There are three words in the English language that end in "-gry". Two of them are angry and hungry. Everyone know the third. If you are too stupid to remember the third word on your own, then google the answer.

Nareed
Nareed
  • Threads: 373
  • Posts: 11413
Joined: Nov 11, 2009
June 5th, 2011 at 6:07:26 AM permalink
Quote: Wizard

El Skipper que muestra su ira golpeando Gilligan con su sombrero . = The Skipper shows wrath by hitting gilligan with his hat.



The word "que" is superfluous.
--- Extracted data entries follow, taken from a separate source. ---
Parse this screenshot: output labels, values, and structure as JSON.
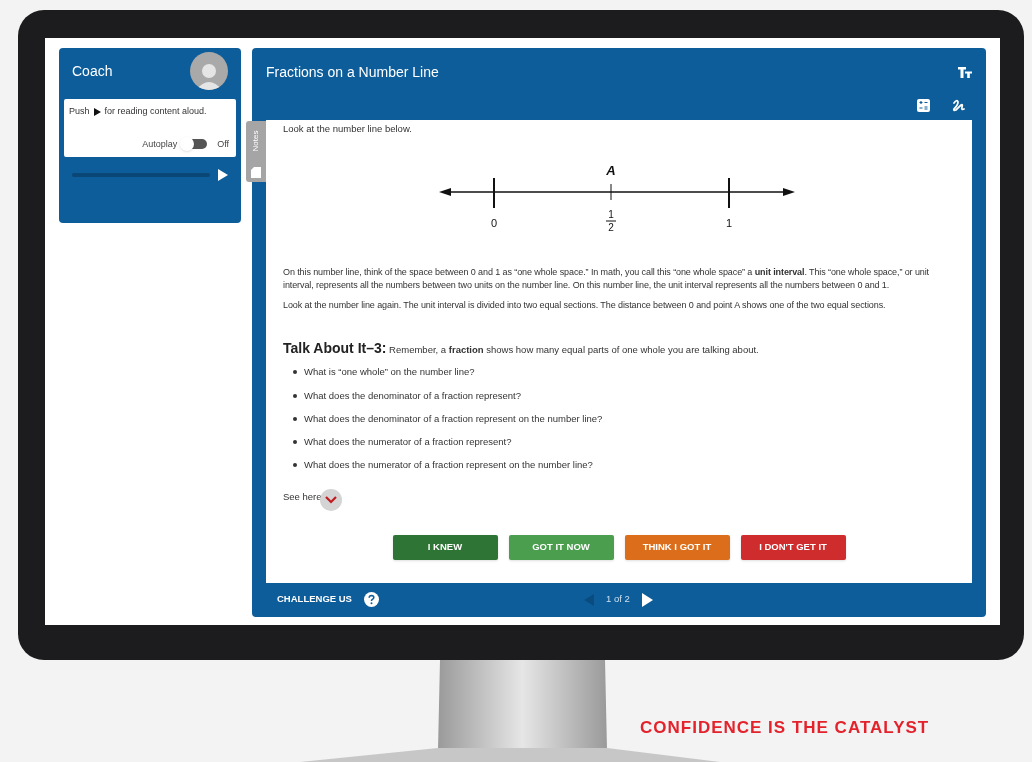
{
  "coach": {
    "title": "Coach",
    "hint_before": "Push",
    "hint_after": "for reading content aloud.",
    "autoplay": {
      "label": "Autoplay",
      "on": false,
      "state_text": "Off"
    }
  },
  "notes_tab": {
    "label": "Notes"
  },
  "lesson": {
    "title": "Fractions on a Number Line",
    "intro": "Look at the number line below.",
    "number_line": {
      "point_label": "A",
      "ticks": [
        {
          "kind": "whole",
          "label": "0"
        },
        {
          "kind": "fraction",
          "numerator": "1",
          "denominator": "2"
        },
        {
          "kind": "whole",
          "label": "1"
        }
      ]
    },
    "paragraphs": [
      "On this number line, think of the space between 0 and 1 as “one whole space.” In math, you call this “one whole space” a **unit interval**. This “one whole space,” or unit interval, represents all the numbers between two units on the number line. On this number line, the unit interval represents all the numbers between 0 and 1.",
      "Look at the number line again. The unit interval is divided into two equal sections. The distance between 0 and point A shows one of the two equal sections."
    ],
    "talk_heading": "Talk About It–3:",
    "talk_text": "Remember, a **fraction** shows how many equal parts of one whole you are talking about.",
    "questions": [
      "What is “one whole” on the number line?",
      "What does the denominator of a fraction represent?",
      "What does the denominator of a fraction represent on the number line?",
      "What does the numerator of a fraction represent?",
      "What does the numerator of a fraction represent on the number line?"
    ],
    "see_here": "See here",
    "buttons": [
      {
        "label": "I KNEW",
        "color": "#2e7434"
      },
      {
        "label": "GOT IT NOW",
        "color": "#4a9e4e"
      },
      {
        "label": "THINK I GOT IT",
        "color": "#dc6e1b"
      },
      {
        "label": "I DON'T GET IT",
        "color": "#cf2c2e"
      }
    ]
  },
  "footer": {
    "challenge": "CHALLENGE US",
    "page": "1 of 2",
    "prev_disabled": true,
    "next_disabled": false
  },
  "tagline": "CONFIDENCE IS THE CATALYST"
}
The way you wrote it translates as "The skipper who shows his anger by...."

Quote:

muestra = a sign of something.



Muestra in this context means "shows."


Quote:

Has anyone figured out the trend yet? If not, there are still two more words left in the series.



No, sorry. I'm not Catholic. :P
Donald Trump is a fucking criminal
Doc
Doc
  • Threads: 46
  • Posts: 7287
Joined: Feb 27, 2010
June 5th, 2011 at 8:29:28 AM permalink
Quote: pacomartin

Almost always the Germanic word is the everyday word ..., while the latin derived word is used in more elevated speech....


Posts I read this morning seem to keep reminding me of things. In this case, it is an expression I cited (with an explanation) last fall:

"Avoid Latin derivatives. Use brief, terse, Anglo-Saxon monosyllables."
pacomartin
pacomartin
  • Threads: 649
  • Posts: 7895
Joined: Jan 14, 2010
June 5th, 2011 at 11:05:56 AM permalink
Quote: Doc

"Avoid Latin derivatives. Use brief, terse, Anglo-Saxon monosyllables."



Thanks Doc, I never heard that before.


English derive (Spanish infinitive derivar), literally from Latin to de (“away”) + rivus (“a stream”). Or to draw away from a river.

In a similar manner a rival is someone who wants to share your river.
teddys
teddys
  • Threads: 150
  • Posts: 5529
Joined: Nov 14, 2009
June 5th, 2011 at 3:12:38 PM permalink
Quote: Doc

"Avoid Latin derivatives. Use brief, terse, Anglo-Saxon monosyllables."



I believe that was from Ernest Hemingway's Kansas City Star stylebook?

(EvenBob, any confirmation on that?)
"Dice, verily, are armed with goads and driving-hooks, deceiving and tormenting, causing grievous woe." -Rig Veda 10.34.4
Doc
Doc
  • Threads: 46
  • Posts: 7287
Joined: Feb 27, 2010
June 5th, 2011 at 3:18:17 PM permalink
Quote: teddys

I believe that was from Ernest Hemingway's Kansas City Star stylebook?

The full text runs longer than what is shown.